Magnetic recording medium

Abstract

A magnetic recording medium comprising a flexible nonmagnetic support and a magnetic layer containing ferromagnetic alloy powder and a binder, wherein the magnetic layer has an average thickness of from 0.03 to 0.2 μm, the ferromagnetic alloy powder has an average long axis length of from 10 to 65 nm, the magnetic layer has a coercive force in a recording direction of from 180 to 290 kA / m, and a product of the coercive force and a switching field distribution in the recording direction of the magnetic layer is from 30 to 130 kA / m.

Description

FIELD OF THE INVENTION [0001] The present invention relates to a magnetic recording medium, in particular a coating type recording medium for high density recording having a high SN ratio and excellent in overwriting characteristics. BACKGROUND OF THE INVENTION [0002] In recent years, recording density has been remarkably improved in magnetic recording media, e.g., a magnetic disc and a magnetic tape. In magnetic recording media applicable to high density recording, the improvement of the coercive force (Hc) of magnetic powders, fining of magnetic powders, and thinning of a magnetic layer have been advanced. [0003] The thinning of a magnetic layer is an effective means to improve there solution of digital recording. In particular, the effect is great when a high sensitivity magneto-resistance type (MR) head is used, and this fact is reported as the experimental results of using deposited tapes formed by depositing a magnetic metal thin film (e.g., IEEE trans. mag., Vol. 35, No. 2, p...

AI Technical Summary

Benefits of technology

[0007] An object of the invention is to provide a coating type magnetic recording medium in particular for high density recording using an MR head, having a high SN ratio and good overwriting characteristics.

[0012] The present inventors discussed magnetic recording media suitable for high density recording in coating type magnetic recording media excellent in productivity and storage stability, thus the present invention has been achieved.

[0013] In the invention, an SN ratio can be improved by using ferromagnetic alloy powder having an average long axis length as small as from 10 to 65 nm and prescribing the coercive force (Hc) of a magnetic layer at 180 to 290 kA / m. As described above, switching field distribution (SFD) is liable to become higher and resolution and overwriting characteristics tend to lower when such fine magnetic powder is used, but in the invention it is possible to reconcile resolution with overwriting characteristics by making the product of Hc and SFD from 30 to 130 kA / m. Further, overwriting characteristics are also liable to lower by heightening Hc, but in the invention the deterioration of overwriting characteristics can be prevented by thinning a magnetic layer thickness as thin as from 0.03 to 2 μm. Thinning of a magnetic layer improves the resolution in recording and reproduction and is preferred for high density recording.

[0015] For achieving the product of Hc and SFD of 30 to 130 kA / m, it is effective to lessen the variations of the shape and orientation of magnetic particles, and reduce the coating defect of a magnetic layer to thereby form a uniform magnetic layer.

[0018] The present invention can provide a coating type magnetic recording medium for high density recording having a high SN ratio and excellent in overwriting characteristics. The magnetic recording medium according to the invention is suitable for use in combination with an MR head, and also excellent in productivity and storage stability.

Problems solved by technology

On the other hand, when an MR head is used in reproduction in coating type magnetic recording media using ferromagnetic alloy powders capable of obtaining high performance with conventional induction type magnetic heads, high noise is generated at the time of reproduction, in addition, saturation of MR elements is also easily caused, so that high SN ratio (SNR) cannot be obtained.
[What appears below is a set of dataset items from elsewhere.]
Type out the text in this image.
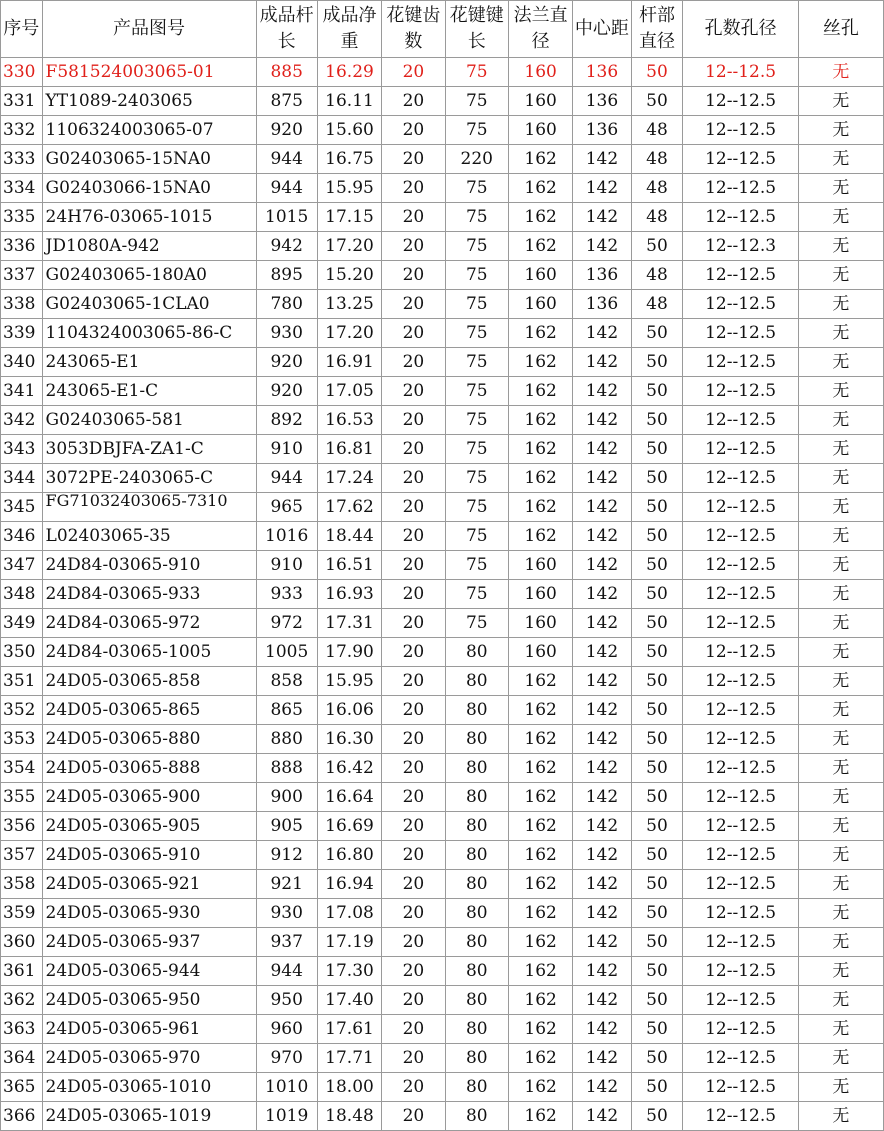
序号	产品图号	成品杆长	成品净重	花键齿数	花键键长	法兰直径	中心距	杆部直径	孔数孔径	丝孔
330	F581524003065-01	885	16.29	20	75	160	136	50	12--12.5	无
331	YT1089-2403065	875	16.11	20	75	160	136	50	12--12.5	无
332	1106324003065-07	920	15.60	20	75	160	136	48	12--12.5	无
333	G02403065-15NA0	944	16.75	20	220	162	142	48	12--12.5	无
334	G02403066-15NA0	944	15.95	20	75	162	142	48	12--12.5	无
335	24H76-03065-1015	1015	17.15	20	75	162	142	48	12--12.5	无
336	JD1080A-942	942	17.20	20	75	162	142	50	12--12.3	无
337	G02403065-180A0	895	15.20	20	75	160	136	48	12--12.5	无
338	G02403065-1CLA0	780	13.25	20	75	160	136	48	12--12.5	无
339	1104324003065-86-C	930	17.20	20	75	162	142	50	12--12.5	无
340	243065-E1	920	16.91	20	75	162	142	50	12--12.5	无
341	243065-E1-C	920	17.05	20	75	162	142	50	12--12.5	无
342	G02403065-581	892	16.53	20	75	162	142	50	12--12.5	无
343	3053DBJFA-ZA1-C	910	16.81	20	75	162	142	50	12--12.5	无
344	3072PE-2403065-C	944	17.24	20	75	162	142	50	12--12.5	无
345	FG71032403065-7310	965	17.62	20	75	162	142	50	12--12.5	无
346	L02403065-35	1016	18.44	20	75	162	142	50	12--12.5	无
347	24D84-03065-910	910	16.51	20	75	160	142	50	12--12.5	无
348	24D84-03065-933	933	16.93	20	75	160	142	50	12--12.5	无
349	24D84-03065-972	972	17.31	20	75	160	142	50	12--12.5	无
350	24D84-03065-1005	1005	17.90	20	80	160	142	50	12--12.5	无
351	24D05-03065-858	858	15.95	20	80	162	142	50	12--12.5	无
352	24D05-03065-865	865	16.06	20	80	162	142	50	12--12.5	无
353	24D05-03065-880	880	16.30	20	80	162	142	50	12--12.5	无
354	24D05-03065-888	888	16.42	20	80	162	142	50	12--12.5	无
355	24D05-03065-900	900	16.64	20	80	162	142	50	12--12.5	无
356	24D05-03065-905	905	16.69	20	80	162	142	50	12--12.5	无
357	24D05-03065-910	912	16.80	20	80	162	142	50	12--12.5	无
358	24D05-03065-921	921	16.94	20	80	162	142	50	12--12.5	无
359	24D05-03065-930	930	17.08	20	80	162	142	50	12--12.5	无
360	24D05-03065-937	937	17.19	20	80	162	142	50	12--12.5	无
361	24D05-03065-944	944	17.30	20	80	162	142	50	12--12.5	无
362	24D05-03065-950	950	17.40	20	80	162	142	50	12--12.5	无
363	24D05-03065-961	960	17.61	20	80	162	142	50	12--12.5	无
364	24D05-03065-970	970	17.71	20	80	162	142	50	12--12.5	无
365	24D05-03065-1010	1010	18.00	20	80	162	142	50	12--12.5	无
366	24D05-03065-1019	1019	18.48	20	80	162	142	50	12--12.5	无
The maintenance of shapes of these metal powders becomes difficult and it is also difficult to obtain high Hc mainly due to the anisotropy of shapes as the long axis length becomes shorter, so that average Hc is improved by using cobalt as the alloy component.

However, the variation of the shapes of magnetic powders becomes large as particles are fined, and resolution and overwriting (O / W) characteristics in high density recording deteriorate by the increase in switching field distribution (SFD) resulting from the shape distribution.

When particles are fined, an orientation property by floating of a magnetic coating solution lowers and SFD tends to become large.

However, when tabular magnetic particles such as hexagonal ferrite are arranged in a magnetic field to achieve a low SFD, magnetic particles are stacking on tabular planes each other, so that high output can be achieved but sufficient SNR cannot be obtained.

In particular, for thinning a magnetic layer, a method of forming a nonmagnetic layer on a support and a thin magnetic layer on the nonmagnetic layer is known, but when the thickness of the magnetic layer is 0.2 μm or less, coating defect is liable to occur by the blending of the nonmagnetic powder in the nonmagnetic layer into the magnetic layer and the generation of minute pinholes.

If such coating defect frequently occurs, the orientation property of magnetic particles lowers, and by the variation of magnetization resulting from these things, noise increases, SNR lowers and overwriting characteristics deteriorate.